Mummiform shabti wearing a plain tripartite wig rudimentarily carved with narrow front lappets, worn low on the forehead. The face is fairly round in shape, the eyes are poorly defined. The nose is wide, fairly bulbous and rubbed. The ears are very indistinct. The arms are fairly thin, crossed right over left above the waist. The shabti does not carry implements in its hands and there is no basket on the back. The body is quite broad and the buttocks are gently defined. Only a few traces of varnish remain, mostly behind the upper arms, and the sides of the face.
The shabti is inscribed with the throne name of the pharaoh Sety I, Menmmatra, within a cartouche and the 6th Chapter of the Book of the Dead. Carved from wood and coated with black resin. Feet missing.
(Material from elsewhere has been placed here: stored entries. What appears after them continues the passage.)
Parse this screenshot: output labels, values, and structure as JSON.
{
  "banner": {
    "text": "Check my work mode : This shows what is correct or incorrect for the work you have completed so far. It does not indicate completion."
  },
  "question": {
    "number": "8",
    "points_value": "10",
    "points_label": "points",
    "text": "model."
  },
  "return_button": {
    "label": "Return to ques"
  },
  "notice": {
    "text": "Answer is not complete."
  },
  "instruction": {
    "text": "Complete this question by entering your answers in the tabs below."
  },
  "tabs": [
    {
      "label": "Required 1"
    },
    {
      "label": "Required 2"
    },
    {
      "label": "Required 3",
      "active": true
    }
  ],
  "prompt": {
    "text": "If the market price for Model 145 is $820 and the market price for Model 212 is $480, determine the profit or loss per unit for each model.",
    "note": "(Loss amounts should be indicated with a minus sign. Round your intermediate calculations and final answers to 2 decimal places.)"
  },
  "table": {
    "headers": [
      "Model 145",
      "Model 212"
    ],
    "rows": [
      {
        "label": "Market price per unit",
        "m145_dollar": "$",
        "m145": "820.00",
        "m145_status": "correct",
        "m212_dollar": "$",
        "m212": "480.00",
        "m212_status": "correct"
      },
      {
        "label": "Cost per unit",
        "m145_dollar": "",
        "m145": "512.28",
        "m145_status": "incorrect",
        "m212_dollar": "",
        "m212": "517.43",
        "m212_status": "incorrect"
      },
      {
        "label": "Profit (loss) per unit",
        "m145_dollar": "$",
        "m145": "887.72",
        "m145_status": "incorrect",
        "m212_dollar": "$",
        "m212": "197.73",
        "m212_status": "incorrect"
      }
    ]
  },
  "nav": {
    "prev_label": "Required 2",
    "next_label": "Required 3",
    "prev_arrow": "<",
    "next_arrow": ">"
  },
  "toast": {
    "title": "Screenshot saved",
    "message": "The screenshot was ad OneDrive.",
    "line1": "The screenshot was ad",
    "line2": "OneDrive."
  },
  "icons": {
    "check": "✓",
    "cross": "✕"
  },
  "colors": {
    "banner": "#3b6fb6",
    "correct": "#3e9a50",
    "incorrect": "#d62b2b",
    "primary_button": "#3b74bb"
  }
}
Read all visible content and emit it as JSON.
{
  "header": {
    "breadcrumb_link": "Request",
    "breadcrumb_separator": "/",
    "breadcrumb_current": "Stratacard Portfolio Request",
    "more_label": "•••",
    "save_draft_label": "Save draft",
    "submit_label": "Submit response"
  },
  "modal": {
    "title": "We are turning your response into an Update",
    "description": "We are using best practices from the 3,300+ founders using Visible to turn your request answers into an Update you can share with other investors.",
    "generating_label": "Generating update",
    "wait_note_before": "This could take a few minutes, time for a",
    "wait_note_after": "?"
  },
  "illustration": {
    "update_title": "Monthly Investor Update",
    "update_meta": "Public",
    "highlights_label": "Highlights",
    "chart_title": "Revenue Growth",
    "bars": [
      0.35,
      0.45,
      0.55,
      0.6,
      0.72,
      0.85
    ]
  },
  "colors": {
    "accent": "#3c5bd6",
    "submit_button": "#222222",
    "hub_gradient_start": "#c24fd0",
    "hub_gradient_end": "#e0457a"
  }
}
One of fifteen wooden shabtis of Sety I in World Museum's collection.
Translation of the inscription: The illuminated one, the Osiris, the King, Men–Maat–Re, justified, he speaks: O, these shabtis, if one calls, if one reckons, the Osiris, Seti, Beloved of Ptah, justified, to do all the [works that are to be done there] in the realm of the dead – now indeed obstacles are implanted for him, as a man at his duties – ‘here I am’ you shall say, at any time, to cultivate the fields, to irrigate the river banks, ‘here I am.’